No. 136 in The 500 Hidden Secrets of Brussels


Rue des Grands Carmes 18

Central Brussels



04 L'Orangerie du

Parc d'Egmont »

Here is a secret spot hidden behind the fashion shops on Boulevard du Waterloo. You go down an ancient cobbled lane and enter a small urban park with a whitewashed building. Once an orangerie, this is now a café-restaurant with tables shaded by old trees. The perfect place to meet a friend on a Saturday afternoon.

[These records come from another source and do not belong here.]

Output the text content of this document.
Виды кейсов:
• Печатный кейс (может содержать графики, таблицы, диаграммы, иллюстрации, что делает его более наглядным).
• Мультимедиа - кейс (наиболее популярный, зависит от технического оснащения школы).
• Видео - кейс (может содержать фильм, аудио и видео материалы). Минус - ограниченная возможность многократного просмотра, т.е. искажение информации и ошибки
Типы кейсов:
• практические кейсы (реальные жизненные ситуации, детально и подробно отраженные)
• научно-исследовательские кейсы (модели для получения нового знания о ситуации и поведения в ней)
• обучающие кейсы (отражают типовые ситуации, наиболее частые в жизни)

No. 144 in The 500 Hidden Secrets of Brussels


Open daily 10.30 to 16.30


Parc d'Egmont

Central Brussels


out of town ::


My 5 best

Belgian walks



01 Forêt de Soignes »

Take the metro to Herrmann-Debroux and head out of town. You soon arrive at the Abbaye du Rouge-Cloître on the edge of the forest. Several trails lead from here into the woods. Don't forget to take a map. 


02 De Panne »

The Belgian coast is quiet in winter. From De Panne, you can set off on a brisk walk along the shore, stopping off for a coffee along the way. The coast tram will take you to the nearest railway station.  


03 Bruges canals »

Bruges is a misty, romantic place in winter. You can wander along ancient waterways without passing a soup, then dive into a cafe for a Belgian beer.



04 Gendron »

Set the satellite navigation for Gendron village and park in front of the station. You can take a walk along the banks of the River Lesse, then end up in the friendly Auberge de la Lesse, next to Gendron station, for a beer or lunch.


05 Redu »

Redu is a friendly village in the Ardennes filled with secondhand bookshops. Many of the dealers don't open in winter, but the restaurants are still open. So you can count on a decent lunch at the end of a walk along the River Lesse. Pick up a hiking map in the tourist office opposite the church.

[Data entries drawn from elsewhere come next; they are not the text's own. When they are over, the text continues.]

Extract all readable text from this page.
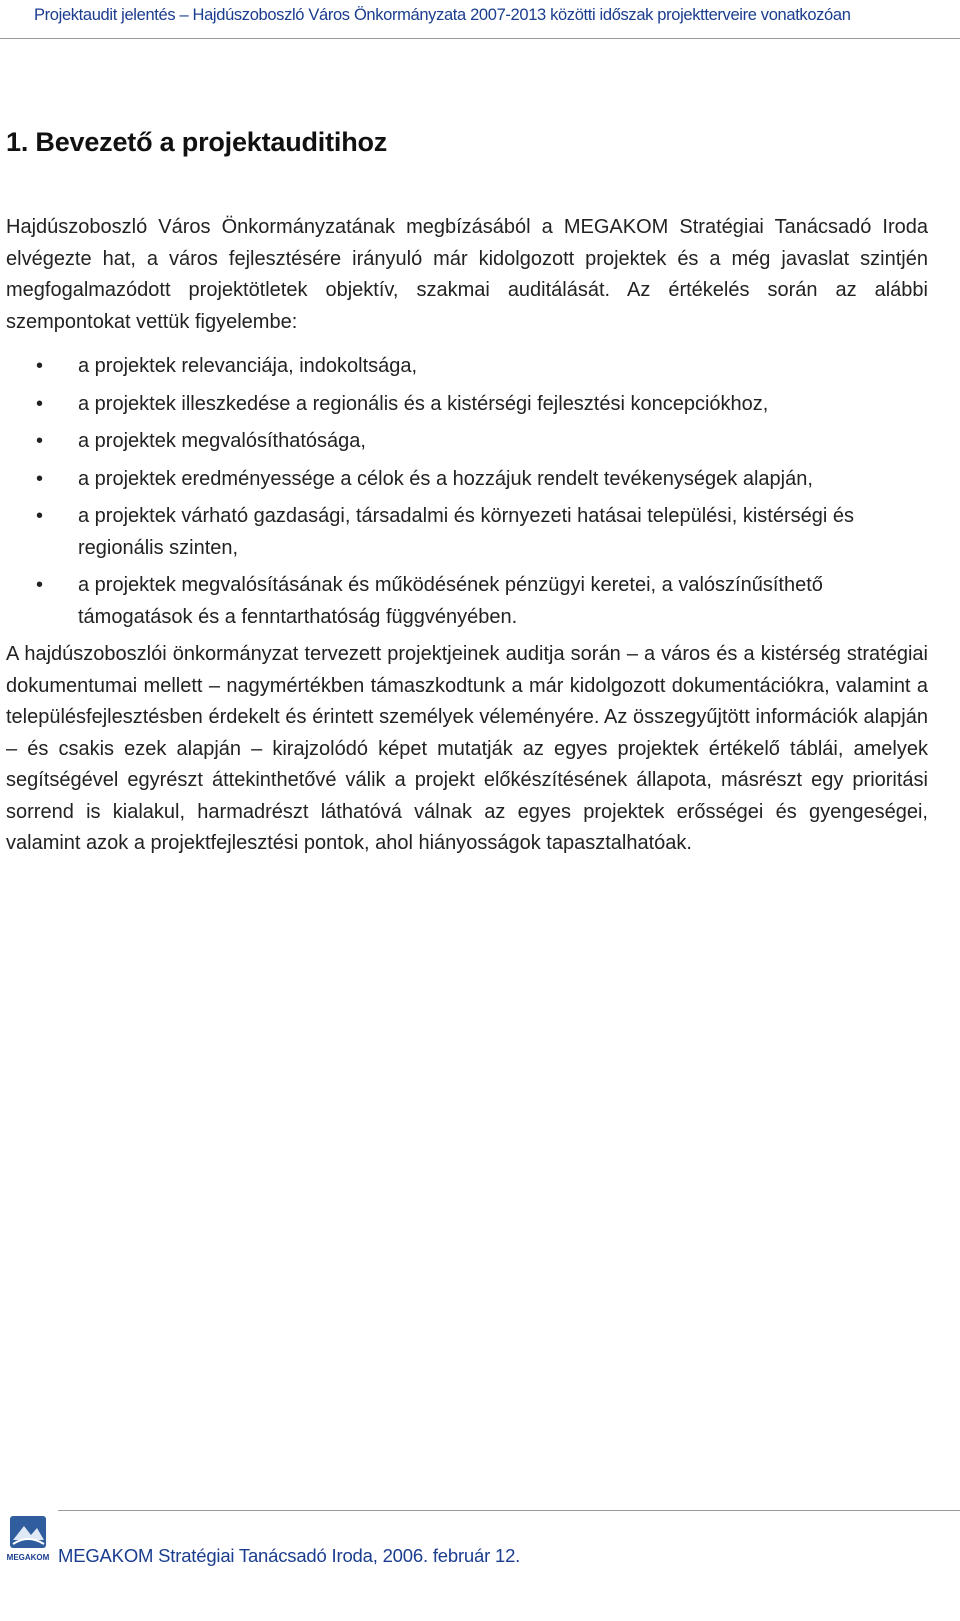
Projektaudit jelentés – Hajdúszoboszló Város Önkormányzata 2007-2013 közötti időszak projektterveire vonatkozóan
1. Bevezető a projektauditihoz

Hajdúszoboszló Város Önkormányzatának megbízásából a MEGAKOM Stratégiai Tanácsadó Iroda elvégezte hat, a város fejlesztésére irányuló már kidolgozott projektek és a még javaslat szintjén megfogalmazódott projektötletek objektív, szakmai auditálását. Az értékelés során az alábbi szempontokat vettük figyelembe:

• a projektek relevanciája, indokoltsága,
• a projektek illeszkedése a regionális és a kistérségi fejlesztési koncepciókhoz,
• a projektek megvalósíthatósága,
• a projektek eredményessége a célok és a hozzájuk rendelt tevékenységek alapján,
• a projektek várható gazdasági, társadalmi és környezeti hatásai települési, kistérségi és regionális szinten,
• a projektek megvalósításának és működésének pénzügyi keretei, a valószínűsíthető támogatások és a fenntarthatóság függvényében.

A hajdúszoboszlói önkormányzat tervezett projektjeinek auditja során – a város és a kistérség stratégiai dokumentumai mellett – nagymértékben támaszkodtunk a már kidolgozott dokumentációkra, valamint a településfejlesztésben érdekelt és érintett személyek véleményére. Az összegyűjtött információk alapján – és csakis ezek alapján – kirajzolódó képet mutatják az egyes projektek értékelő táblái, amelyek segítségével egyrészt áttekinthetővé válik a projekt előkészítésének állapota, másrészt egy prioritási sorrend is kialakul, harmadrészt láthatóvá válnak az egyes projektek erősségei és gyengeségei, valamint azok a projektfejlesztési pontok, ahol hiányosságok tapasztalhatóak.

MEGAKOM MEGAKOM Stratégiai Tanácsadó Iroda, 2006. február 12.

"I was touched by the city that you showed us. I have lived here for a year and I have always felt that there is more to Brussels than I could describe, show or touch. Even though I have read hundreds of books about Brussels. I loved the gorgeous photo exhibition, and the abandoned old fountain lined with rubbish made me cry. Brussels is a magnificent old city, but it's a pity it's not visble on a daily basis. Like the narrow street near the Rue de Flandres that isn't even on Google maps. Every citizen should be obliged to try to see Brussels through your eyes."